Von Goldman Sachs war das John Corzine (212-902-8281), der gerade wegen der Pleite seiner Investmentfirma vor Gericht steht, weiters David Kamanski (212-449-6868) von Merrill Lynch, David Coulter (415-622-2255) von der Bank of America, John Reed (212-559-2732) von der Citibank und Walter Shipley (212-270-1380) von Chase Manhattan. Laut Palast unterhielten sie sich über ihren Versuch, das „Financial Services Agreement“ der Welthandelsorganisation dazu zu nutzen, den unregulierten Derivatehandel weltweit durchzusetzen und die WTO-Mitgliedsländer zu zwingen, ihre Märkte für die neuen Finanzprodukte der Wall-Street-Banken zu öffnen.

Mit dieser Aufgabe befasst war anscheinend Geithner, der im Auftrag des Finanzministeriums als US-Botschafter bei der Welthandelsorganisation (WTO) fungierte und Palast zufolge nicht unbedingt die feinsten Methoden angewendet hat, um widerspenstige Staaten von einem Beitritt zu überzeugen.
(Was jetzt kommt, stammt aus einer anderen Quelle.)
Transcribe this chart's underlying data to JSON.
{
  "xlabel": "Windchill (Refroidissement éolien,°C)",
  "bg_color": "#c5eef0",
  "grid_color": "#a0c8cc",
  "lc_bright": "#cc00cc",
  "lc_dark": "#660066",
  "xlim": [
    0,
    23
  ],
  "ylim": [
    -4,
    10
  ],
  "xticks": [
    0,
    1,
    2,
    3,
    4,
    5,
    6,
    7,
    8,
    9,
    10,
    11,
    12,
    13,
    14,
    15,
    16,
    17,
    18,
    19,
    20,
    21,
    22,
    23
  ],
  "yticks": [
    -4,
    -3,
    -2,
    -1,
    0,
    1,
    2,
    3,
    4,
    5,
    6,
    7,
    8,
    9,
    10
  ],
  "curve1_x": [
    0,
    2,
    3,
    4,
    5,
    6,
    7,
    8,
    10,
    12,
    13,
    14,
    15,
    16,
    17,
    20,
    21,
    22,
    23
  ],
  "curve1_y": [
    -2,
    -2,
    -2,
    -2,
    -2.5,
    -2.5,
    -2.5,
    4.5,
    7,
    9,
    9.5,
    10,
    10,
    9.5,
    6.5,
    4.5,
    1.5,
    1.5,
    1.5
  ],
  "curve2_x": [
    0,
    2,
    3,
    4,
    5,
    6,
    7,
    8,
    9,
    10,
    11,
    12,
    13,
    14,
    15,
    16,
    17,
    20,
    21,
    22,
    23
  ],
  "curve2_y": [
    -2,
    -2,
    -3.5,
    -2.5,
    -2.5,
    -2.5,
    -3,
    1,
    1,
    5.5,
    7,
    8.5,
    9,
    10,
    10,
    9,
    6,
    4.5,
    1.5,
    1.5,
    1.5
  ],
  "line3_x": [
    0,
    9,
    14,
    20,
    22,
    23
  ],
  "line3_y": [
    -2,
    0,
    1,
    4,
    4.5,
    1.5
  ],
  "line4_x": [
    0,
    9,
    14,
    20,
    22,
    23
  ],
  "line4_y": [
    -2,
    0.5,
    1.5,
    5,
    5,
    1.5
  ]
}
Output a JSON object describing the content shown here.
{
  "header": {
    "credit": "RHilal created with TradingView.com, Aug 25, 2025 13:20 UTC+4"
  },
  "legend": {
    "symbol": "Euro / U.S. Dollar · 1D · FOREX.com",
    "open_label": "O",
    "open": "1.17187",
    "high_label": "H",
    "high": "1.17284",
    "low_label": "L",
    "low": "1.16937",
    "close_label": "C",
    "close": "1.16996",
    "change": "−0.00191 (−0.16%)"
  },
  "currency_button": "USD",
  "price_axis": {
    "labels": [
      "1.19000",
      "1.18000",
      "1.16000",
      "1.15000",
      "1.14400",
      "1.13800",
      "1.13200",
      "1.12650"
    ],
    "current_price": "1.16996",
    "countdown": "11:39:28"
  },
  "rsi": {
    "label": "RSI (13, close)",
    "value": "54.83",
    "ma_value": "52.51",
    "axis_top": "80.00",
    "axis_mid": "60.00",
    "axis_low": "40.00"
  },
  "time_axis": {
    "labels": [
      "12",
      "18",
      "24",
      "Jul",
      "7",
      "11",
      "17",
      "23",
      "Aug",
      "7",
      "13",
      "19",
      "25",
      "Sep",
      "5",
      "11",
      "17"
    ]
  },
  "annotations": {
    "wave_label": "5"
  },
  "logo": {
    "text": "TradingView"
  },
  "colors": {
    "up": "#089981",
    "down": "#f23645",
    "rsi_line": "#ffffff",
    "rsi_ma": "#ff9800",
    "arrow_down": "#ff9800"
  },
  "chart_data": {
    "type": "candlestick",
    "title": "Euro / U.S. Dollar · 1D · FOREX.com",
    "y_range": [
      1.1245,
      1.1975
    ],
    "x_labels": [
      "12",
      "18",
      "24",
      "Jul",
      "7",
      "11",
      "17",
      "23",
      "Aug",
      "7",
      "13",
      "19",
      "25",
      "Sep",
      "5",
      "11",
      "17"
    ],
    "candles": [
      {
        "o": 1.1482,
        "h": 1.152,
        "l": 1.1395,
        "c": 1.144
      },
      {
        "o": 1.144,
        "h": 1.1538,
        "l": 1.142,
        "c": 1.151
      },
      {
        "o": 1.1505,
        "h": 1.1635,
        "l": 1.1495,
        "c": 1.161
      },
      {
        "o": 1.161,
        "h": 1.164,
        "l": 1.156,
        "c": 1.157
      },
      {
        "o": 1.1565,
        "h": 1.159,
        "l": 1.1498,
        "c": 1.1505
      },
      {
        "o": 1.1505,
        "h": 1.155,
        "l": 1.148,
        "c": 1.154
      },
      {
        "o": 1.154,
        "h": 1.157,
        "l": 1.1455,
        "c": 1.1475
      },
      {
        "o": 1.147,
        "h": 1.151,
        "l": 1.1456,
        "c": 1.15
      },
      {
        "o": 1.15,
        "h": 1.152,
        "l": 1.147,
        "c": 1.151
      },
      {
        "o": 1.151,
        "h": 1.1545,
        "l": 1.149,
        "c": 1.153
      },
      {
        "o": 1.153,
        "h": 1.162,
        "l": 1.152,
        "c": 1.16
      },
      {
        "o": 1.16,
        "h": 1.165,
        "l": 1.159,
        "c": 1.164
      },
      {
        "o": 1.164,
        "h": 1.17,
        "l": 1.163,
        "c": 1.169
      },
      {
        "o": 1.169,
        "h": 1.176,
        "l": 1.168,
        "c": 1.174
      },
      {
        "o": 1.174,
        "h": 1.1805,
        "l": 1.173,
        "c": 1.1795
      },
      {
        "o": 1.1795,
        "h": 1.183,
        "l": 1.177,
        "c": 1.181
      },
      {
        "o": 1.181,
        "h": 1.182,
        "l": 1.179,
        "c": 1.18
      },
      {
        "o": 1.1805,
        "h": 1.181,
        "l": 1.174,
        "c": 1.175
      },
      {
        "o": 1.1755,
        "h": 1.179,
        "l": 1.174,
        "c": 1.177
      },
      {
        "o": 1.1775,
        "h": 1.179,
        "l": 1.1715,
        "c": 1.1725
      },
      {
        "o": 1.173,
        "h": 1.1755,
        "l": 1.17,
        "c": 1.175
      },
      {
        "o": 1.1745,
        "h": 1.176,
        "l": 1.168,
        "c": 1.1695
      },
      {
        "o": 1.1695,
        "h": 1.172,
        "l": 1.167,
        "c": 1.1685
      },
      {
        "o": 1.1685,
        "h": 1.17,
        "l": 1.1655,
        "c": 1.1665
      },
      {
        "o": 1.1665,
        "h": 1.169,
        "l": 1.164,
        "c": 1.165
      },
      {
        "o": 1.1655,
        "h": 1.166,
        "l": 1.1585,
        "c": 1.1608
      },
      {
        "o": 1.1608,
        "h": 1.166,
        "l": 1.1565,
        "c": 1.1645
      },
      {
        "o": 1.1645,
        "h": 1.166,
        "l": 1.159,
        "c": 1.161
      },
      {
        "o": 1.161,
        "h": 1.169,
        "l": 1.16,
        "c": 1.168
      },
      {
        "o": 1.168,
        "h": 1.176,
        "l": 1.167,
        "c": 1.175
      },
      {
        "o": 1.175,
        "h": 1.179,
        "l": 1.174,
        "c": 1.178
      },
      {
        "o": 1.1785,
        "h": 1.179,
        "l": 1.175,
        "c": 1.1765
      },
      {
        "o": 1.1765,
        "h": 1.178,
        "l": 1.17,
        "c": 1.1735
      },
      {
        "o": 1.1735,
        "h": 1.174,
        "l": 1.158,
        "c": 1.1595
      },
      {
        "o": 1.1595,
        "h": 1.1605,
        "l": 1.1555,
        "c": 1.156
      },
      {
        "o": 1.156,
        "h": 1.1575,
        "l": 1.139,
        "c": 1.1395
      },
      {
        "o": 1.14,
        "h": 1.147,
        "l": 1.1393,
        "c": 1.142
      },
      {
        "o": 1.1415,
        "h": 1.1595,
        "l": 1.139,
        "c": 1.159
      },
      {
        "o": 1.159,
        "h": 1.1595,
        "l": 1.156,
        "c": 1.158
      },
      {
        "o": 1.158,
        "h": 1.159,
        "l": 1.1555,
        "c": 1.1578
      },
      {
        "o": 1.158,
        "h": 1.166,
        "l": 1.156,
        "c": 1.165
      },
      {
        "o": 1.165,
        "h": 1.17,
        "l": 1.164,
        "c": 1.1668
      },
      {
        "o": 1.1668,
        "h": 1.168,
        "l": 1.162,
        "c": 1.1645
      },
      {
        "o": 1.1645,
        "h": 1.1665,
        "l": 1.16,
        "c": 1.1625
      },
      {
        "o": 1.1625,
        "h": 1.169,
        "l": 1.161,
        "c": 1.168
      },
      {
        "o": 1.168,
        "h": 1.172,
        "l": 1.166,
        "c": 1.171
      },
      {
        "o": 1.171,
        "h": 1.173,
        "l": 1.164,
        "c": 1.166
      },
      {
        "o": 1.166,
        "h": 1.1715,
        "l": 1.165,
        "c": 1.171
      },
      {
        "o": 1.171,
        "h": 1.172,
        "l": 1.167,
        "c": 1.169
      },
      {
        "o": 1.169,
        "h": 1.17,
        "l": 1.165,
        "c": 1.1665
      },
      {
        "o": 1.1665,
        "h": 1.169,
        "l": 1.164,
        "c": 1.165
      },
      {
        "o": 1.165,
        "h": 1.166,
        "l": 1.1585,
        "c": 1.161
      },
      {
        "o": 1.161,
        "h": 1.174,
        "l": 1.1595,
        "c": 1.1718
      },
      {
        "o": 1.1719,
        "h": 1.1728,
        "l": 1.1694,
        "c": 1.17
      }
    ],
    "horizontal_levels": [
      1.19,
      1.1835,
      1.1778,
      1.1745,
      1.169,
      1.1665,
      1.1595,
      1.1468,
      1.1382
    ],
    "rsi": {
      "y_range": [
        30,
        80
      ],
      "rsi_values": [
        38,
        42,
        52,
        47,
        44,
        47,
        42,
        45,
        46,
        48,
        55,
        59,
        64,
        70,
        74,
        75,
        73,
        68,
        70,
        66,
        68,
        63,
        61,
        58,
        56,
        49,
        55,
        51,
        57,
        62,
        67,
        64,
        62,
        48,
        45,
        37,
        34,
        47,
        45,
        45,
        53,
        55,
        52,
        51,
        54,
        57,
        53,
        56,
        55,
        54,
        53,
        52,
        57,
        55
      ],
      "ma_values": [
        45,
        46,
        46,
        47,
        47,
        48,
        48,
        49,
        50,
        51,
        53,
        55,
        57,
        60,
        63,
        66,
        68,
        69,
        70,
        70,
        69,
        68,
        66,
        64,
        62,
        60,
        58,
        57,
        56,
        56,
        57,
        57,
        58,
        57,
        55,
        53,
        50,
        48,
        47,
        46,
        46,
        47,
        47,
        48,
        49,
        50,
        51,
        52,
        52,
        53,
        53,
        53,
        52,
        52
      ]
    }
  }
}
Beispielsweise soll Ecuador schlicht mit einem Importverbot für sein wichtigstes Exportgut Bananen bedroht worden sein. Aufgrund des starken Drucks der USA (und vermutlich auch aus mangelnder Einsicht in die Folgen) hatten dann auch alle WTO-Mitglieder zugestimmt. Abgesehen von Brasilien, dessen neuer Präsident Lula da Silva sich standhaft weigerte, was Brasilien später die schwersten Folgen der Finanzkrise von 2008 ersparte.